This is my second year choosing to pick a word for the year instead of doing resolutions.
Last year my word was nurture. I focused on doing things that would nurture me, my family and my home.
This year my word is Fancy. It’s a word I use a ton, without realizing it. I’m southern, I can’t help it.
I had never looked up the definition though. When I sat down at the end of 2009 and started thinking about what word to choose for the upcoming year, it was the word that kept coming to my mind. At first I ignored it because it seems like a silly choice. After a few days I still kept coming back to it. So I broke down and looked it up.
Fancy – suggests an imagining often unrestrained by reality but spurred by desires.
Too often I make choices based on what I think others think is right for me. Instead of making choices based on what I want for me and for my life.
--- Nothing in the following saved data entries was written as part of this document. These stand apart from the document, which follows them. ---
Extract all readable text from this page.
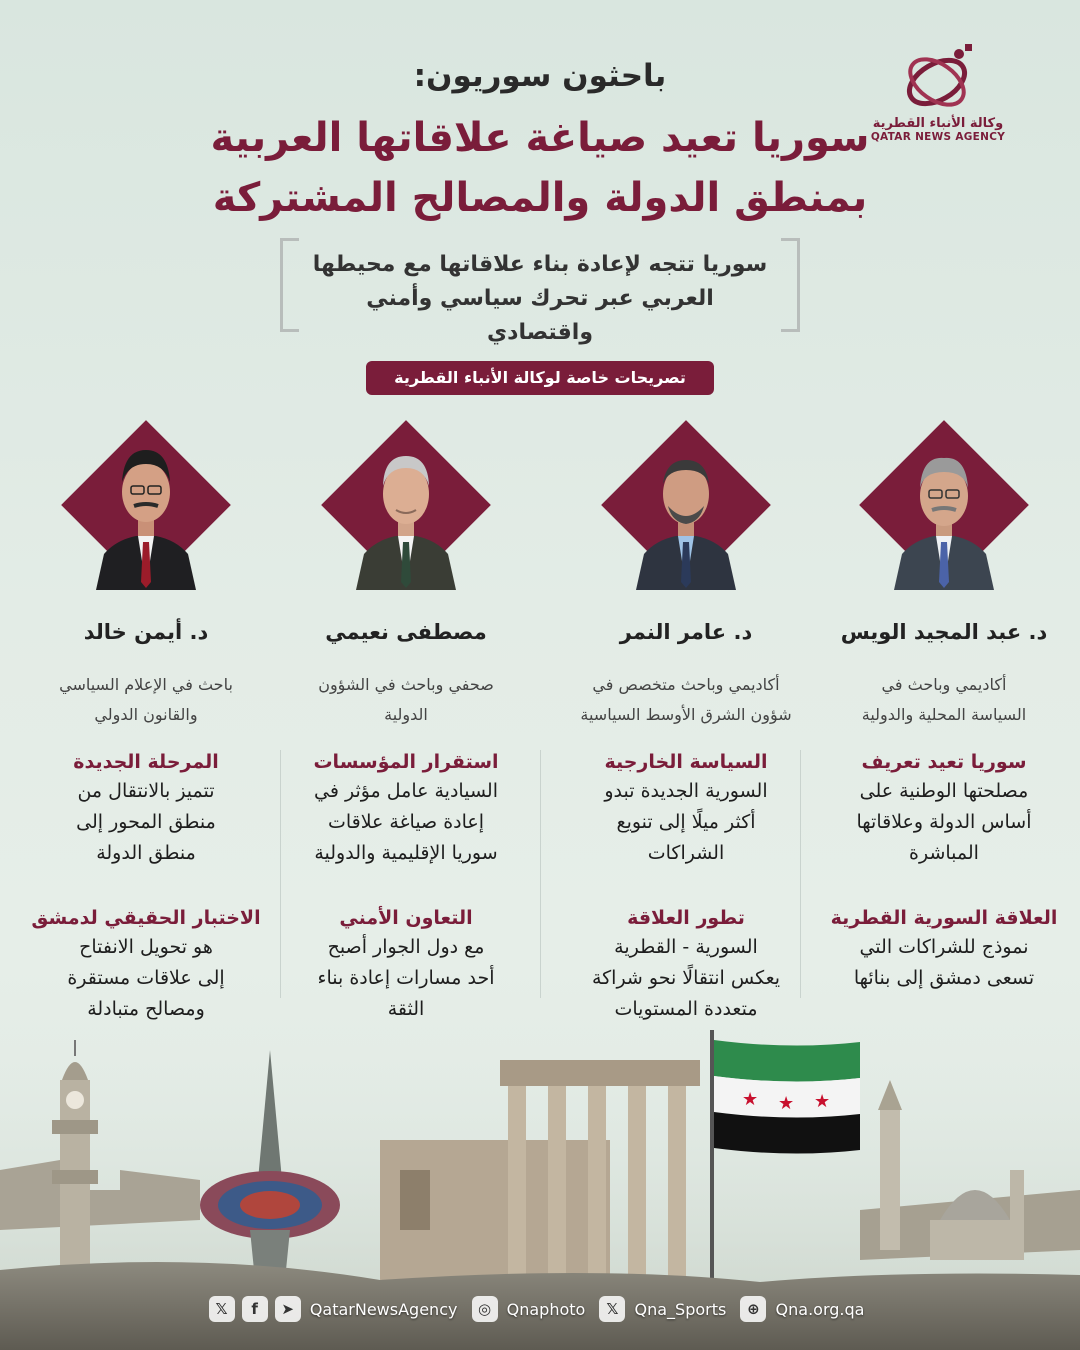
وكالة الأنباء القطرية
QATAR NEWS AGENCY
باحثون سوريون:
سوريا تعيد صياغة علاقاتها العربية
بمنطق الدولة والمصالح المشتركة
سوريا تتجه لإعادة بناء علاقاتها مع محيطها
العربي عبر تحرك سياسي وأمني واقتصادي
تصريحات خاصة لوكالة الأنباء القطرية
د. عبد المجيد الويس
أكاديمي وباحث في
السياسة المحلية والدولية
سوريا تعيد تعريف
مصلحتها الوطنية على
أساس الدولة وعلاقاتها
المباشرة
العلاقة السورية القطرية
نموذج للشراكات التي
تسعى دمشق إلى بنائها
د. عامر النمر
أكاديمي وباحث متخصص في
شؤون الشرق الأوسط السياسية
السياسة الخارجية
السورية الجديدة تبدو
أكثر ميلًا إلى تنويع
الشراكات
تطور العلاقة
السورية - القطرية
يعكس انتقالًا نحو شراكة
متعددة المستويات
مصطفى نعيمي
صحفي وباحث في الشؤون
الدولية
استقرار المؤسسات
السيادية عامل مؤثر في
إعادة صياغة علاقات
سوريا الإقليمية والدولية
التعاون الأمني
مع دول الجوار أصبح
أحد مسارات إعادة بناء
الثقة
د. أيمن خالد
باحث في الإعلام السياسي
والقانون الدولي
المرحلة الجديدة
تتميز بالانتقال من
منطق المحور إلى
منطق الدولة
الاختبار الحقيقي لدمشق
هو تحويل الانفتاح
إلى علاقات مستقرة
ومصالح متبادلة
★ ★ ★
𝕏 f ➤ QatarNewsAgency ◎ Qnaphoto 𝕏 Qna_Sports ⊕ Qna.org.qa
I decided that this year would be about dreaming big. Following my fancies and turning my life and my home into something that I fancy. Instead of something that I think other people will like.
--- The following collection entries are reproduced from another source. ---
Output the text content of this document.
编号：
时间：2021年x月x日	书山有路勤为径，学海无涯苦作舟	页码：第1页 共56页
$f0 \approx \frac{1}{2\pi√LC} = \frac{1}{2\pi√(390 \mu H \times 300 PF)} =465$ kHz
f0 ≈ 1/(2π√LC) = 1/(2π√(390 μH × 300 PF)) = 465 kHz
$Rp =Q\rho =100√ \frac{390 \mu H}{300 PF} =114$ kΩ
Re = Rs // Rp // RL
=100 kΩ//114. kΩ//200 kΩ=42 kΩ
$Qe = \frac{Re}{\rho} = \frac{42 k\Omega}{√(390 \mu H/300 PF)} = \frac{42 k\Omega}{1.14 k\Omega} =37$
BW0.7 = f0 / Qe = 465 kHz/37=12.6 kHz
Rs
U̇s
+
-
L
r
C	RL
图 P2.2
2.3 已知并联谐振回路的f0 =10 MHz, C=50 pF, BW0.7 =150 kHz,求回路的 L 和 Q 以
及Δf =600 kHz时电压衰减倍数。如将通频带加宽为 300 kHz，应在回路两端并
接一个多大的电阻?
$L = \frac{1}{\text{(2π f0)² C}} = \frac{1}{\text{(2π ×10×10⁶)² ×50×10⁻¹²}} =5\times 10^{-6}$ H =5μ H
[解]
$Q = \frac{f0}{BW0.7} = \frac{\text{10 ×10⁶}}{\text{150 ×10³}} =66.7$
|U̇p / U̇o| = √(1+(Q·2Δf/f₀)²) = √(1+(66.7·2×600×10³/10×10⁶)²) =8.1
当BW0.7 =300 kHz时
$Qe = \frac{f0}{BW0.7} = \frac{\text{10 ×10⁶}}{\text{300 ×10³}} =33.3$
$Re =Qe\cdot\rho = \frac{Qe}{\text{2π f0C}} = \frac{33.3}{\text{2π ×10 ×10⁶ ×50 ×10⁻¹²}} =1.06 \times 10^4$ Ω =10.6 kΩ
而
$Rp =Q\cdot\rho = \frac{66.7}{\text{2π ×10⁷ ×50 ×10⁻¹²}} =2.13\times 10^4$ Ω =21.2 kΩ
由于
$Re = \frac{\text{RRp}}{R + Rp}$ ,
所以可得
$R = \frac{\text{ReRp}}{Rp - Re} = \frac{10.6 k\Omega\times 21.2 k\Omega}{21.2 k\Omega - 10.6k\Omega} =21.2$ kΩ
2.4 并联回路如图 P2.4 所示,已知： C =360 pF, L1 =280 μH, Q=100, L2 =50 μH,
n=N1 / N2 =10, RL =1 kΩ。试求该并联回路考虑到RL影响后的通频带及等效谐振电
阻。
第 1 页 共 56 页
Of course I made this declaration. I spent my Christmas money on a lovely stamped necklace. I started thinking about 2010 and things I could do to fancy ourselves a happy life. I started dreaming big and thinking this would be a great year.
Then at the end of last week we found out that as of the end of January the hubby will be unemployed. The store that he manages has been sold and will close at the end of the month. I think actually the store will remain open with a different name. Either way, he is out of a job. (Our current plan is for him to find work here, so we can stay in the town we live in. We really want to be able to keep our house.)
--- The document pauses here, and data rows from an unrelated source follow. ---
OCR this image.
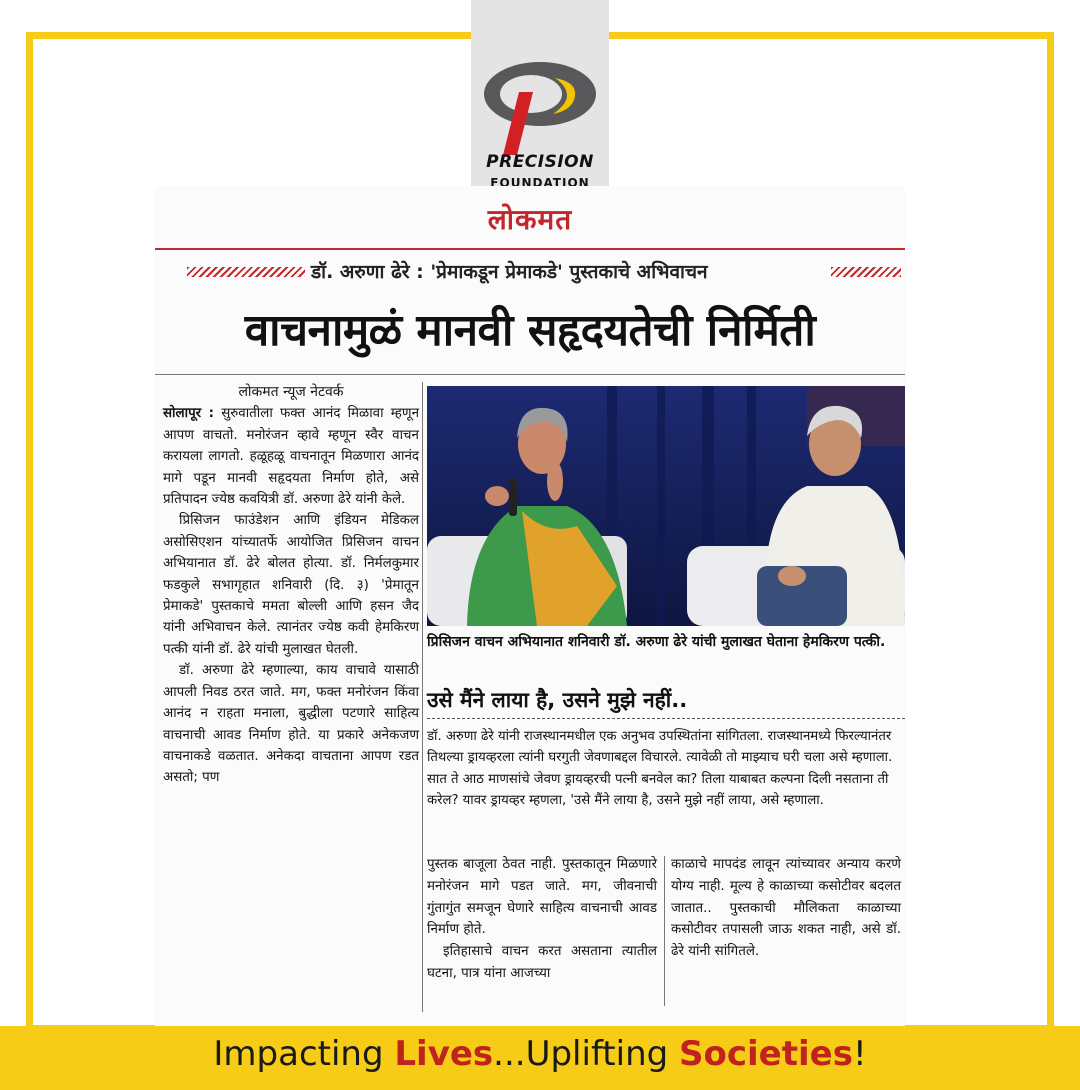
PRECISION
FOUNDATION
लोकमत
डॉ. अरुणा ढेरे : 'प्रेमाकडून प्रेमाकडे' पुस्तकाचे अभिवाचन
वाचनामुळं मानवी सहृदयतेची निर्मिती
लोकमत न्यूज नेटवर्क

सोलापूर : सुरुवातीला फक्त आनंद मिळावा म्हणून आपण वाचतो. मनोरंजन व्हावे म्हणून स्वैर वाचन करायला लागतो. हळूहळू वाचनातून मिळणारा आनंद मागे पडून मानवी सहृदयता निर्माण होते, असे प्रतिपादन ज्येष्ठ कवयित्री डॉ. अरुणा ढेरे यांनी केले.

प्रिसिजन फाउंडेशन आणि इंडियन मेडिकल असोसिएशन यांच्यातर्फे आयोजित प्रिसिजन वाचन अभियानात डॉ. ढेरे बोलत होत्या. डॉ. निर्मलकुमार फडकुले सभागृहात शनिवारी (दि. ३) 'प्रेमातून प्रेमाकडे' पुस्तकाचे ममता बोल्ली आणि हसन जैद यांनी अभिवाचन केले. त्यानंतर ज्येष्ठ कवी हेमकिरण पत्की यांनी डॉ. ढेरे यांची मुलाखत घेतली.

डॉ. अरुणा ढेरे म्हणाल्या, काय वाचावे यासाठी आपली निवड ठरत जाते. मग, फक्त मनोरंजन किंवा आनंद न राहता मनाला, बुद्धीला पटणारे साहित्य वाचनाची आवड निर्माण होते. या प्रकारे अनेकजण वाचनाकडे वळतात. अनेकदा वाचताना आपण रडत असतो; पण

प्रिसिजन वाचन अभियानात शनिवारी डॉ. अरुणा ढेरे यांची मुलाखत घेताना हेमकिरण पत्की.
उसे मैंने लाया है, उसने मुझे नहीं..

डॉ. अरुणा ढेरे यांनी राजस्थानमधील एक अनुभव उपस्थितांना सांगितला. राजस्थानमध्ये फिरल्यानंतर तिथल्या ड्रायव्हरला त्यांनी घरगुती जेवणाबद्दल विचारले. त्यावेळी तो माझ्याच घरी चला असे म्हणाला. सात ते आठ माणसांचे जेवण ड्रायव्हरची पत्नी बनवेल का? तिला याबाबत कल्पना दिली नसताना ती करेल? यावर ड्रायव्हर म्हणला, 'उसे मैंने लाया है, उसने मुझे नहीं लाया, असे म्हणाला.

पुस्तक बाजूला ठेवत नाही. पुस्तकातून मिळणारे मनोरंजन मागे पडत जाते. मग, जीवनाची गुंतागुंत समजून घेणारे साहित्य वाचनाची आवड निर्माण होते.

इतिहासाचे वाचन करत असताना त्यातील घटना, पात्र यांना आजच्या

काळाचे मापदंड लावून त्यांच्यावर अन्याय करणे योग्य नाही. मूल्य हे काळाच्या कसोटीवर बदलत जातात.. पुस्तकाची मौलिकता काळाच्या कसोटीवर तपासली जाऊ शकत नाही, असे डॉ. ढेरे यांनी सांगितले.

Impacting Lives...Uplifting Societies!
So…. I could regret the choice of word that I made. Or I could embrace it. See it as a clue from God that I was going to find myself in a place this year where I would need to focus on what I wanted out of my life. I could keep dreaming big.
For the past few days I’ve been leaning towards crawling in a hole and regretting my word choice. lol Then my necklace arrived in the mail yesterday. The day I found out that all the papers had been signed to sell the store the hubby works for. Everything was final and I had been crying for hours. Then my necklace came. I saw it as a little wink from God.
He has given me big dreams, and an awesome life. It’s time I stop looking at the negative and focus on what is ahead of us. We have a lot to be thankful for. Even now.